The State Council, China’s cabinet, approved the establishment of the Xiamen SEZ in October 1980. Today, it covers the entire city of Xiamen. SEZs in China are defined as small geographical areas that allow foreign companies to have access to lower taxes and better economic conditions for their business.
“The designated SEZ is a China’s model to boost economic development and growth,” Ilaf Elard, associate professor of Practice in Economics and Core Faculty Member at the Center for Data Science and Artificial Intelligence at New York University Shanghai, told Beijing Review at the Xiamen Special Economic Zone Memorial Hall.
When China has developed, it will also benefit developed and other developing countries, Elard elaborated.

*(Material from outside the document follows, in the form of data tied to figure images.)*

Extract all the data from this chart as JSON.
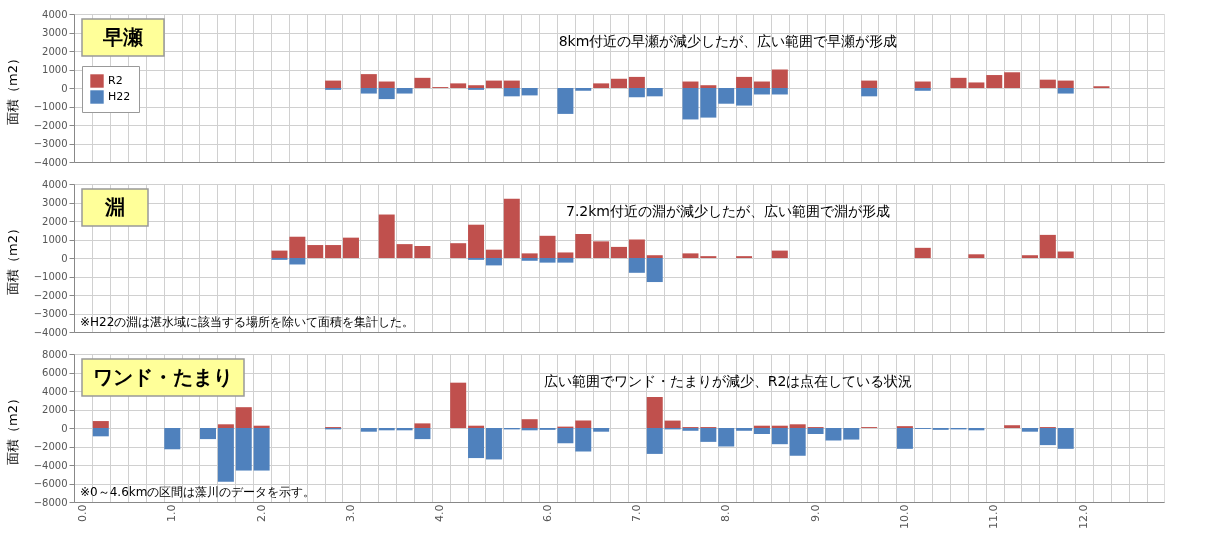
{
  "chart_data": [
    {
      "type": "bar",
      "title": "早瀬",
      "ylabel": "面積（m2）",
      "tick_labels": "y",
      "grid": true,
      "legend": "left",
      "annotations": [
        "8km付近の早瀬が減少したが、広い範囲で早瀬が形成"
      ],
      "categories": [
        "0.0",
        null,
        null,
        null,
        null,
        "1.0",
        null,
        null,
        null,
        null,
        "2.0",
        null,
        null,
        null,
        null,
        "3.0",
        null,
        null,
        null,
        null,
        "4.0",
        null,
        null,
        null,
        null,
        null,
        "6.0",
        null,
        null,
        null,
        null,
        "7.0",
        null,
        null,
        null,
        null,
        "8.0",
        null,
        null,
        null,
        null,
        "9.0",
        null,
        null,
        null,
        null,
        "10.0",
        null,
        null,
        null,
        null,
        "11.0",
        null,
        null,
        null,
        null,
        "12.0",
        null,
        null,
        null,
        null
      ],
      "ylim": [
        -4000,
        4000
      ],
      "yticks": [
        -4000,
        -3000,
        -2000,
        -1000,
        0,
        1000,
        2000,
        3000,
        4000
      ],
      "series": [
        {
          "name": "R2",
          "color": "#c0504d",
          "values": [
            null,
            null,
            null,
            null,
            null,
            null,
            null,
            null,
            null,
            null,
            null,
            null,
            null,
            null,
            400,
            null,
            750,
            350,
            null,
            550,
            50,
            250,
            150,
            400,
            400,
            null,
            null,
            null,
            null,
            250,
            500,
            600,
            null,
            null,
            350,
            150,
            null,
            600,
            350,
            1000,
            null,
            null,
            null,
            null,
            400,
            null,
            null,
            350,
            null,
            550,
            300,
            700,
            850,
            null,
            450,
            400,
            null,
            100,
            null,
            null,
            null
          ]
        },
        {
          "name": "H22",
          "color": "#4f81bd",
          "values": [
            null,
            null,
            null,
            null,
            null,
            null,
            null,
            null,
            null,
            null,
            null,
            null,
            null,
            null,
            -100,
            null,
            -300,
            -600,
            -300,
            null,
            null,
            null,
            -100,
            null,
            -450,
            -400,
            null,
            -1400,
            -150,
            null,
            null,
            -500,
            -450,
            null,
            -1700,
            -1600,
            -850,
            -950,
            -350,
            -350,
            null,
            null,
            null,
            null,
            -450,
            null,
            null,
            -150,
            null,
            null,
            null,
            null,
            null,
            null,
            null,
            -300,
            null,
            null,
            null,
            null,
            null
          ]
        }
      ]
    },
    {
      "type": "bar",
      "title": "淵",
      "ylabel": "面積（m2）",
      "tick_labels": "y",
      "grid": true,
      "legend": "left",
      "annotations": [
        "7.2km付近の淵が減少したが、広い範囲で淵が形成",
        "※H22の淵は湛水域に該当する場所を除いて面積を集計した。"
      ],
      "categories": [
        "0.0",
        null,
        null,
        null,
        null,
        "1.0",
        null,
        null,
        null,
        null,
        "2.0",
        null,
        null,
        null,
        null,
        "3.0",
        null,
        null,
        null,
        null,
        "4.0",
        null,
        null,
        null,
        null,
        null,
        "6.0",
        null,
        null,
        null,
        null,
        "7.0",
        null,
        null,
        null,
        null,
        "8.0",
        null,
        null,
        null,
        null,
        "9.0",
        null,
        null,
        null,
        null,
        "10.0",
        null,
        null,
        null,
        null,
        "11.0",
        null,
        null,
        null,
        null,
        "12.0",
        null,
        null,
        null,
        null
      ],
      "ylim": [
        -4000,
        4000
      ],
      "yticks": [
        -4000,
        -3000,
        -2000,
        -1000,
        0,
        1000,
        2000,
        3000,
        4000
      ],
      "series": [
        {
          "name": "R2",
          "color": "#c0504d",
          "values": [
            null,
            null,
            null,
            null,
            null,
            null,
            null,
            null,
            null,
            null,
            null,
            400,
            1150,
            700,
            700,
            1100,
            null,
            2350,
            750,
            650,
            null,
            800,
            1800,
            450,
            3200,
            250,
            1200,
            300,
            1300,
            900,
            600,
            1000,
            150,
            null,
            250,
            100,
            null,
            100,
            null,
            400,
            null,
            null,
            null,
            null,
            null,
            null,
            null,
            550,
            null,
            null,
            200,
            null,
            null,
            150,
            1250,
            350,
            null,
            null,
            null,
            null,
            null
          ]
        },
        {
          "name": "H22",
          "color": "#4f81bd",
          "values": [
            null,
            null,
            null,
            null,
            null,
            null,
            null,
            null,
            null,
            null,
            null,
            -100,
            -350,
            null,
            null,
            null,
            null,
            null,
            null,
            null,
            null,
            null,
            -100,
            -400,
            null,
            -150,
            -250,
            -250,
            null,
            null,
            null,
            -800,
            -1300,
            null,
            null,
            null,
            null,
            null,
            null,
            null,
            null,
            null,
            null,
            null,
            null,
            null,
            null,
            null,
            null,
            null,
            null,
            null,
            null,
            null,
            null,
            null,
            null,
            null,
            null,
            null,
            null
          ]
        }
      ]
    },
    {
      "type": "bar",
      "title": "ワンド・たまり",
      "ylabel": "面積（m2）",
      "grid": true,
      "legend": "top left",
      "annotations": [
        "広い範囲でワンド・たまりが減少、R2は点在している状況",
        "※0～4.6kmの区間は藻川のデータを示す。"
      ],
      "categories": [
        "0.0",
        null,
        null,
        null,
        null,
        "1.0",
        null,
        null,
        null,
        null,
        "2.0",
        null,
        null,
        null,
        null,
        "3.0",
        null,
        null,
        null,
        null,
        "4.0",
        null,
        null,
        null,
        null,
        null,
        "6.0",
        null,
        null,
        null,
        null,
        "7.0",
        null,
        null,
        null,
        null,
        "8.0",
        null,
        null,
        null,
        null,
        "9.0",
        null,
        null,
        null,
        null,
        "10.0",
        null,
        null,
        null,
        null,
        "11.0",
        null,
        null,
        null,
        null,
        "12.0",
        null,
        null,
        null,
        null
      ],
      "ylim": [
        -8000,
        8000
      ],
      "yticks": [
        -8000,
        -6000,
        -4000,
        -2000,
        0,
        2000,
        4000,
        6000,
        8000
      ],
      "series": [
        {
          "name": "R2",
          "color": "#c0504d",
          "values": [
            null,
            750,
            null,
            null,
            null,
            null,
            null,
            null,
            400,
            2250,
            250,
            null,
            null,
            null,
            100,
            null,
            null,
            null,
            null,
            500,
            null,
            4900,
            250,
            null,
            null,
            950,
            null,
            150,
            800,
            null,
            null,
            null,
            3350,
            800,
            100,
            100,
            null,
            null,
            250,
            250,
            400,
            100,
            null,
            null,
            100,
            null,
            200,
            null,
            null,
            null,
            null,
            null,
            300,
            null,
            100,
            null,
            null,
            null,
            null,
            null,
            null
          ]
        },
        {
          "name": "H22",
          "color": "#4f81bd",
          "values": [
            null,
            -900,
            null,
            null,
            null,
            -2300,
            null,
            -1200,
            -5800,
            -4600,
            -4600,
            null,
            null,
            null,
            -150,
            null,
            -400,
            -250,
            -250,
            -1200,
            null,
            null,
            -3250,
            -3400,
            -150,
            -250,
            -200,
            -1650,
            -2550,
            -400,
            null,
            null,
            -2800,
            -150,
            -300,
            -1500,
            -2000,
            -300,
            -650,
            -1750,
            -3000,
            -650,
            -1350,
            -1250,
            null,
            null,
            -2250,
            -100,
            -200,
            -150,
            -250,
            null,
            null,
            -400,
            -1850,
            -2250,
            null,
            null,
            null,
            null,
            null
          ]
        }
      ]
    }
  ]
}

The GYLD group also visited the exhibition hall of the BRICS Partnership on New Industrial Revolution Innovation Center (BPIC). The creation of the innovation center was proposed during the 12th BRICS Summit in Xiamen, Fujian Province, in November 2020, to help BRICS countries pool ideas on how to best use technologies, including artificial intelligence, big data and blockchain. The BPIC now covers the entire city as it promotes cooperation among participating countries. The BRICS countries, namely Brazil, Russia, India, China and South Africa, are home to over 40 percent of the world population and about one fourth of the global economy.
“The BRICS partnership provides a development model for the world,” Ferdous said.